5 Ways to Lose Weight and Get Fitter Faster
Maximise your workout time with these expert-backed strategies.
Sculpting the body of your dreams takes time. But you don’t need to make extreme, drastic changes to get the results you want. Sometimes minor, simple tweaks to your diet and fitness regime can make a huge impact on your overall physique. These are 5 effective-yet-super simple tips from 20 Pounds Younger by Michele Promaulayko. Incorporate these into your fitness routine and watch the pounds—and years!—melt away.
1 Include high intensity exercise Only eight percent of people who exercise vigorously say they typically have trouble falling asleep. That means you’ll wake up refreshed and ready for tomorrow’s workout! That’s a vicious cycle we can get onboard with.
2 Squeeze in yoga Yoga can shift your ratio of muscle to fat, even when your overall weight stays the same, according to a 2013 University of Arizona review of yoga research. Consistency is key, so even if you don’t have time for an hour long session, spending 10 minutes with some poses will do the trick.
3 Do Donkey Kicks Donkey Kicks work 55 and 79 percent more of your hamstring and glute muscles than squats alone, according to the American Council on Exercise. Get on your hands and knees and bend your lower right leg toward your thigh. Keeping your knees bent, lift your right heel toward the ceiling. Hold the top position for a few seconds, then lower to the starting position. Do 12 reps, then switch to your left leg and repeat.

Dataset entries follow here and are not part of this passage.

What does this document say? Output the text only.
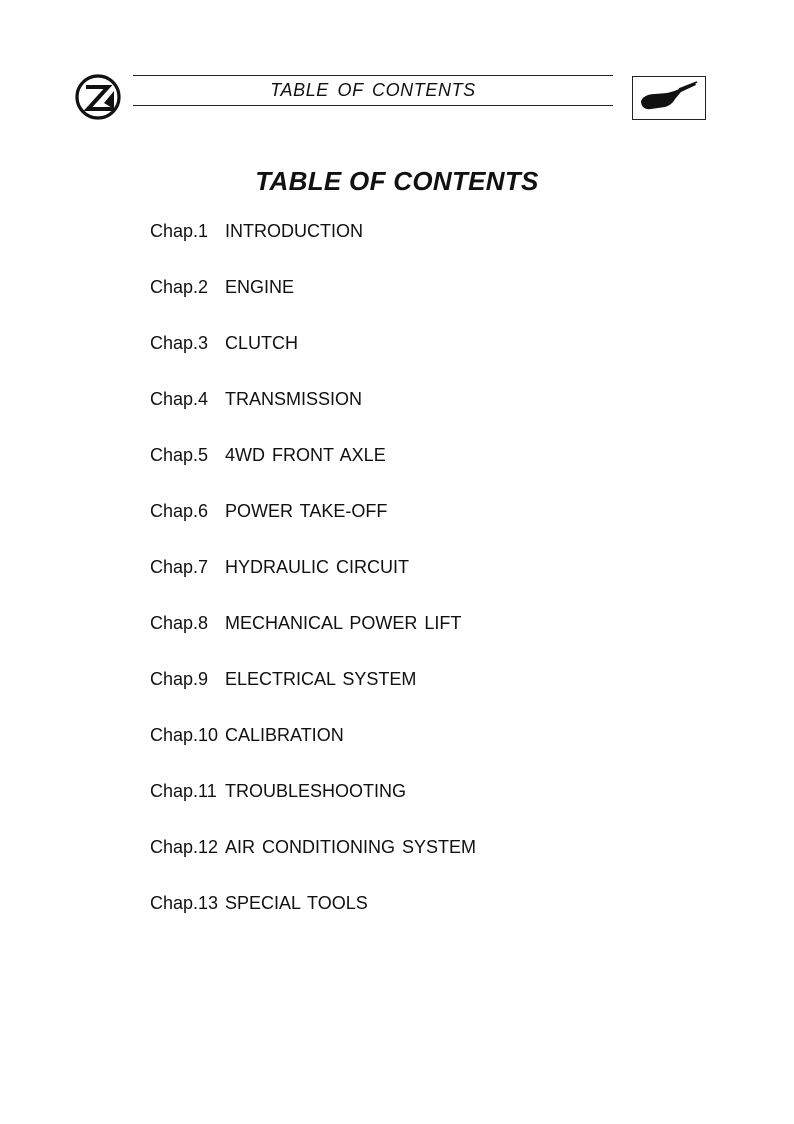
TABLE OF CONTENTS
TABLE OF CONTENTS
Chap.1 INTRODUCTION
Chap.2 ENGINE
Chap.3 CLUTCH
Chap.4 TRANSMISSION
Chap.5 4WD FRONT AXLE
Chap.6 POWER TAKE-OFF
Chap.7 HYDRAULIC CIRCUIT
Chap.8 MECHANICAL POWER LIFT
Chap.9 ELECTRICAL SYSTEM
Chap.10 CALIBRATION
Chap.11 TROUBLESHOOTING
Chap.12 AIR CONDITIONING SYSTEM
Chap.13 SPECIAL TOOLS
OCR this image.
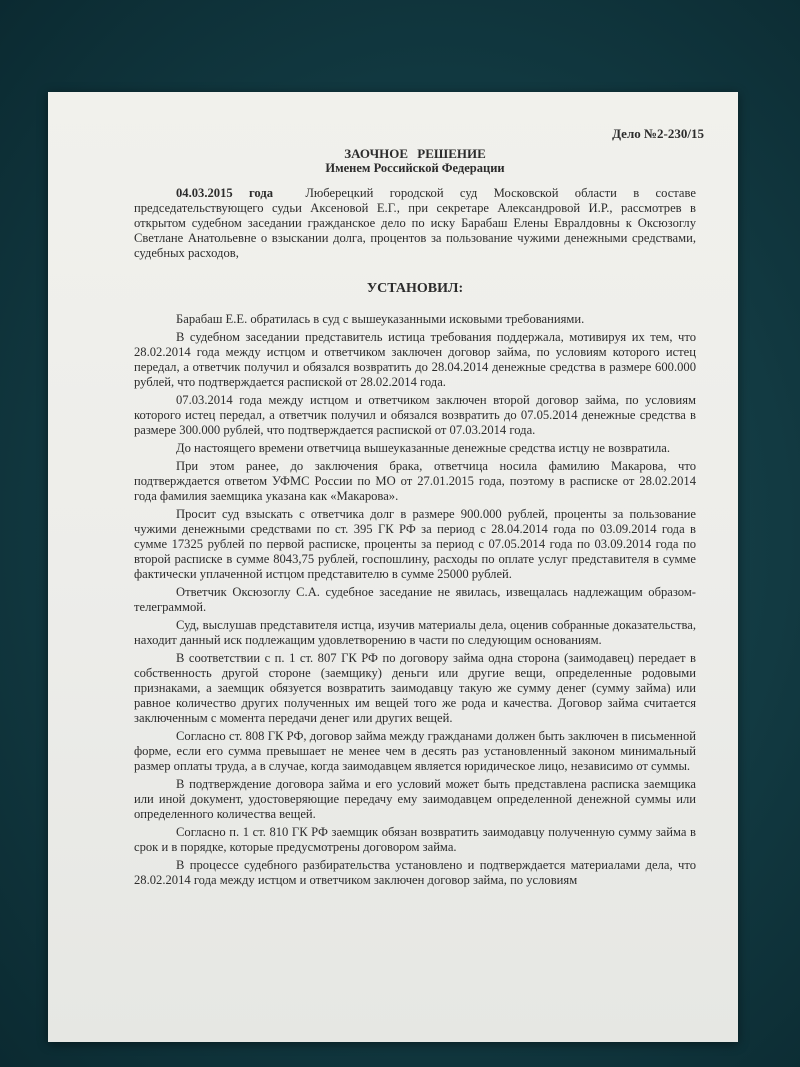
Дело №2-230/15
ЗАОЧНОЕ РЕШЕНИЕ
Именем Российской Федерации

04.03.2015 года	Люберецкий городской суд Московской области в составе председательствующего судьи Аксеновой Е.Г., при секретаре Александровой И.Р., рассмотрев в открытом судебном заседании гражданское дело по иску Барабаш Елены Евралдовны к Оксюзоглу Светлане Анатольевне о взыскании долга, процентов за пользование чужими денежными средствами, судебных расходов,

УСТАНОВИЛ:

Барабаш Е.Е. обратилась в суд с вышеуказанными исковыми требованиями.

В судебном заседании представитель истица требования поддержала, мотивируя их тем, что 28.02.2014 года между истцом и ответчиком заключен договор займа, по условиям которого истец передал, а ответчик получил и обязался возвратить до 28.04.2014 денежные средства в размере 600.000 рублей, что подтверждается распиской от 28.02.2014 года.

07.03.2014 года между истцом и ответчиком заключен второй договор займа, по условиям которого истец передал, а ответчик получил и обязался возвратить до 07.05.2014 денежные средства в размере 300.000 рублей, что подтверждается распиской от 07.03.2014 года.

До настоящего времени ответчица вышеуказанные денежные средства истцу не возвратила.

При этом ранее, до заключения брака, ответчица носила фамилию Макарова, что подтверждается ответом УФМС России по МО от 27.01.2015 года, поэтому в расписке от 28.02.2014 года фамилия заемщика указана как «Макарова».

Просит суд взыскать с ответчика долг в размере 900.000 рублей, проценты за пользование чужими денежными средствами по ст. 395 ГК РФ за период с 28.04.2014 года по 03.09.2014 года в сумме 17325 рублей по первой расписке, проценты за период с 07.05.2014 года по 03.09.2014 года по второй расписке в сумме 8043,75 рублей, госпошлину, расходы по оплате услуг представителя в сумме фактически уплаченной истцом представителю в сумме 25000 рублей.

Ответчик Оксюзоглу С.А. судебное заседание не явилась, извещалась надлежащим образом- телеграммой.

Суд, выслушав представителя истца, изучив материалы дела, оценив собранные доказательства, находит данный иск подлежащим удовлетворению в части по следующим основаниям.

В соответствии с п. 1 ст. 807 ГК РФ по договору займа одна сторона (заимодавец) передает в собственность другой стороне (заемщику) деньги или другие вещи, определенные родовыми признаками, а заемщик обязуется возвратить заимодавцу такую же сумму денег (сумму займа) или равное количество других полученных им вещей того же рода и качества. Договор займа считается заключенным с момента передачи денег или других вещей.

Согласно ст. 808 ГК РФ, договор займа между гражданами должен быть заключен в письменной форме, если его сумма превышает не менее чем в десять раз установленный законом минимальный размер оплаты труда, а в случае, когда заимодавцем является юридическое лицо, независимо от суммы.

В подтверждение договора займа и его условий может быть представлена расписка заемщика или иной документ, удостоверяющие передачу ему заимодавцем определенной денежной суммы или определенного количества вещей.

Согласно п. 1 ст. 810 ГК РФ заемщик обязан возвратить заимодавцу полученную сумму займа в срок и в порядке, которые предусмотрены договором займа.

В процессе судебного разбирательства установлено и подтверждается материалами дела, что 28.02.2014 года между истцом и ответчиком заключен договор займа, по условиям
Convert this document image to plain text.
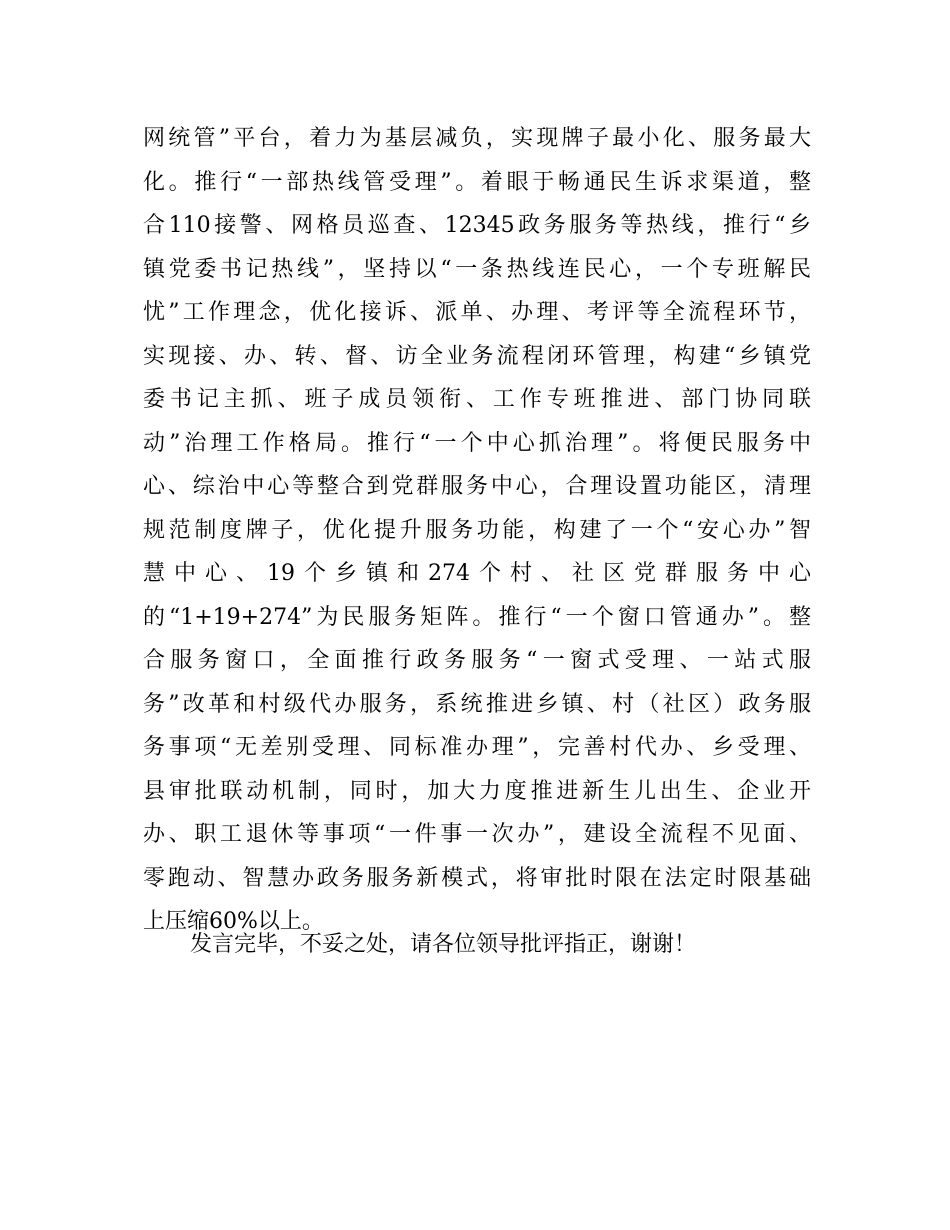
网统管”平台，着力为基层减负，实现牌子最小化、服务最大
化。推行“一部热线管受理”。着眼于畅通民生诉求渠道，整
合110接警、网格员巡查、12345政务服务等热线，推行“乡
镇党委书记热线”，坚持以“一条热线连民心，一个专班解民
忧”工作理念，优化接诉、派单、办理、考评等全流程环节，
实现接、办、转、督、访全业务流程闭环管理，构建“乡镇党
委书记主抓、班子成员领衔、工作专班推进、部门协同联
动”治理工作格局。推行“一个中心抓治理”。将便民服务中
心、综治中心等整合到党群服务中心，合理设置功能区，清理
规范制度牌子，优化提升服务功能，构建了一个“安心办”智
慧中心、19个乡镇和274个村、社区党群服务中心
的“1+19+274”为民服务矩阵。推行“一个窗口管通办”。整
合服务窗口，全面推行政务服务“一窗式受理、一站式服
务”改革和村级代办服务，系统推进乡镇、村（社区）政务服
务事项“无差别受理、同标准办理”，完善村代办、乡受理、
县审批联动机制，同时，加大力度推进新生儿出生、企业开
办、职工退休等事项“一件事一次办”，建设全流程不见面、
零跑动、智慧办政务服务新模式，将审批时限在法定时限基础
上压缩60%以上。
发言完毕，不妥之处，请各位领导批评指正，谢谢！
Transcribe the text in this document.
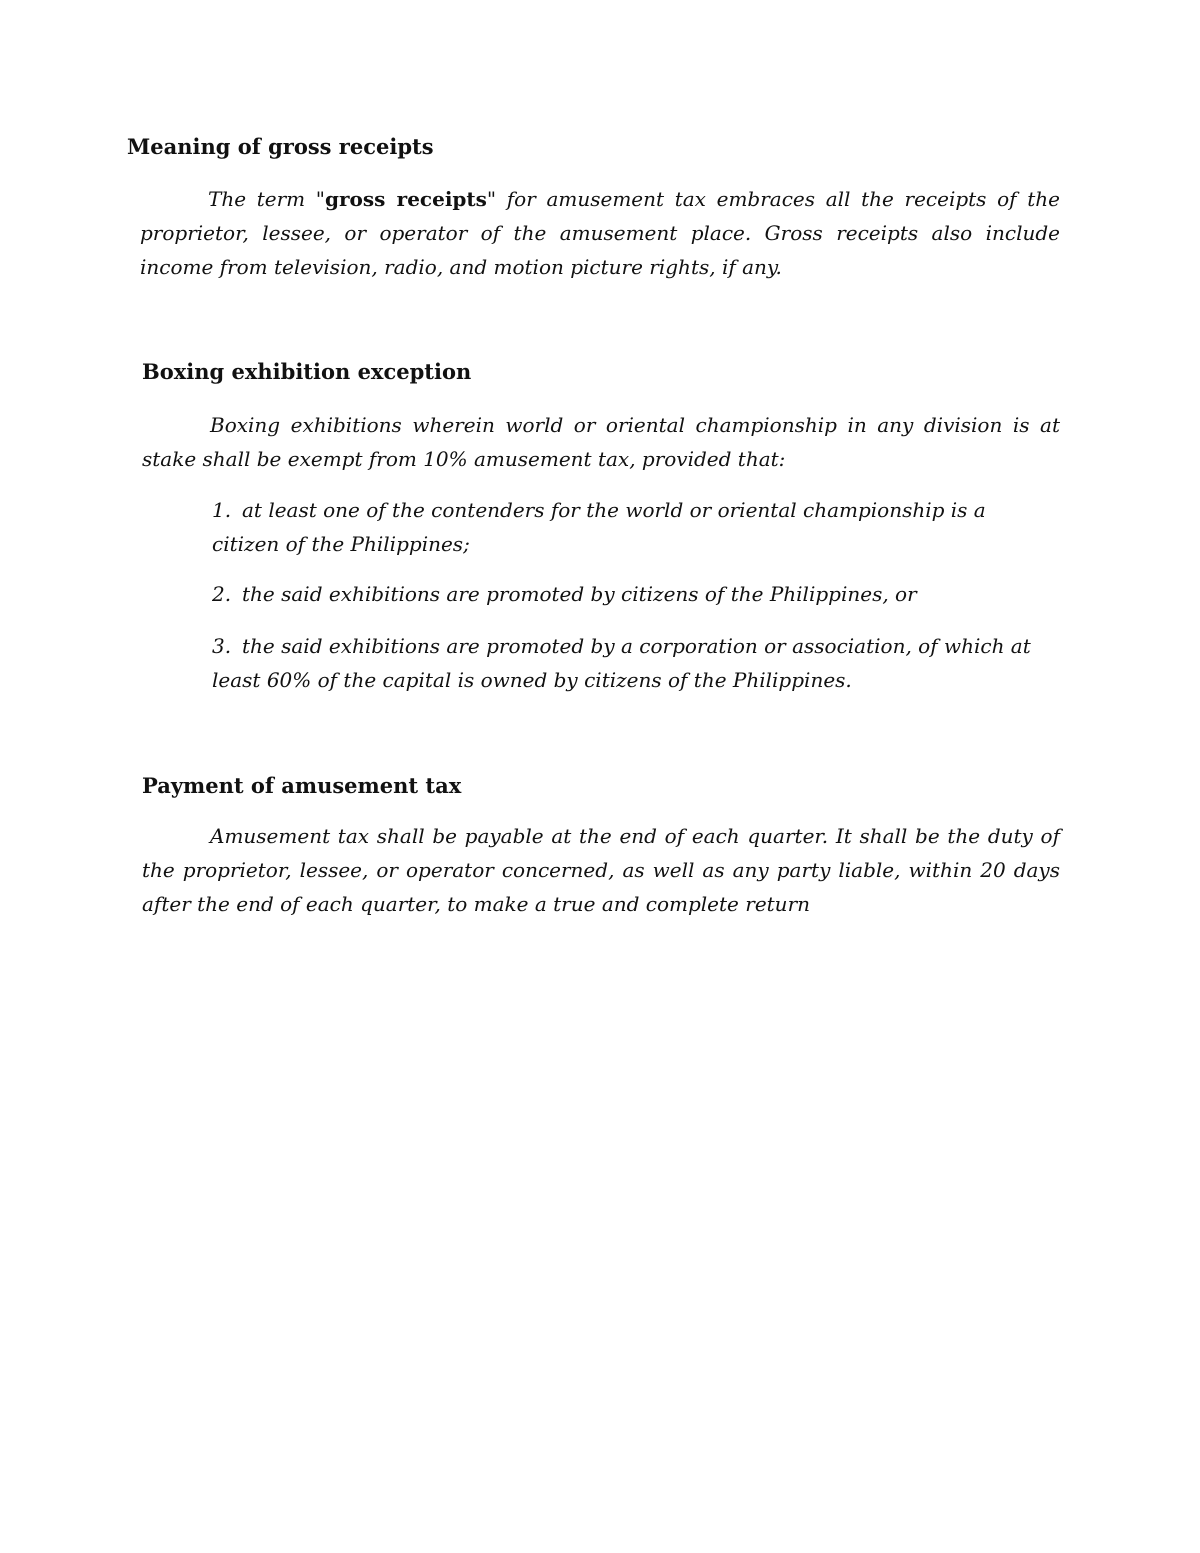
Meaning of gross receipts
The term "gross receipts" for amusement tax embraces all the receipts of the proprietor, lessee, or operator of the amusement place. Gross receipts also include income from television, radio, and motion picture rights, if any.
Boxing exhibition exception
Boxing exhibitions wherein world or oriental championship in any division is at stake shall be exempt from 10% amusement tax, provided that:
1. at least one of the contenders for the world or oriental championship is a citizen of the Philippines;
2. the said exhibitions are promoted by citizens of the Philippines, or
3. the said exhibitions are promoted by a corporation or association, of which at least 60% of the capital is owned by citizens of the Philippines.
Payment of amusement tax
Amusement tax shall be payable at the end of each quarter. It shall be the duty of the proprietor, lessee, or operator concerned, as well as any party liable, within 20 days after the end of each quarter, to make a true and complete return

4 Update your playlist Listening to music for about an hour a day can help reduce fatigue and may help your cells grow and repair themselves, keeping your insides spry, according to 20 Pounds Younger. Just make sure the beats are, well, upbeat, whether the music is Gaga or Mozart. 5 Just Breathe Yoga’s downward-facing dog pose and weight lifting’s dumbbell bent-over row may seem worlds apart, but they share one common aspect: mindfulness. You can’t do either well without self-awareness and focus, and it all starts with proper breathing.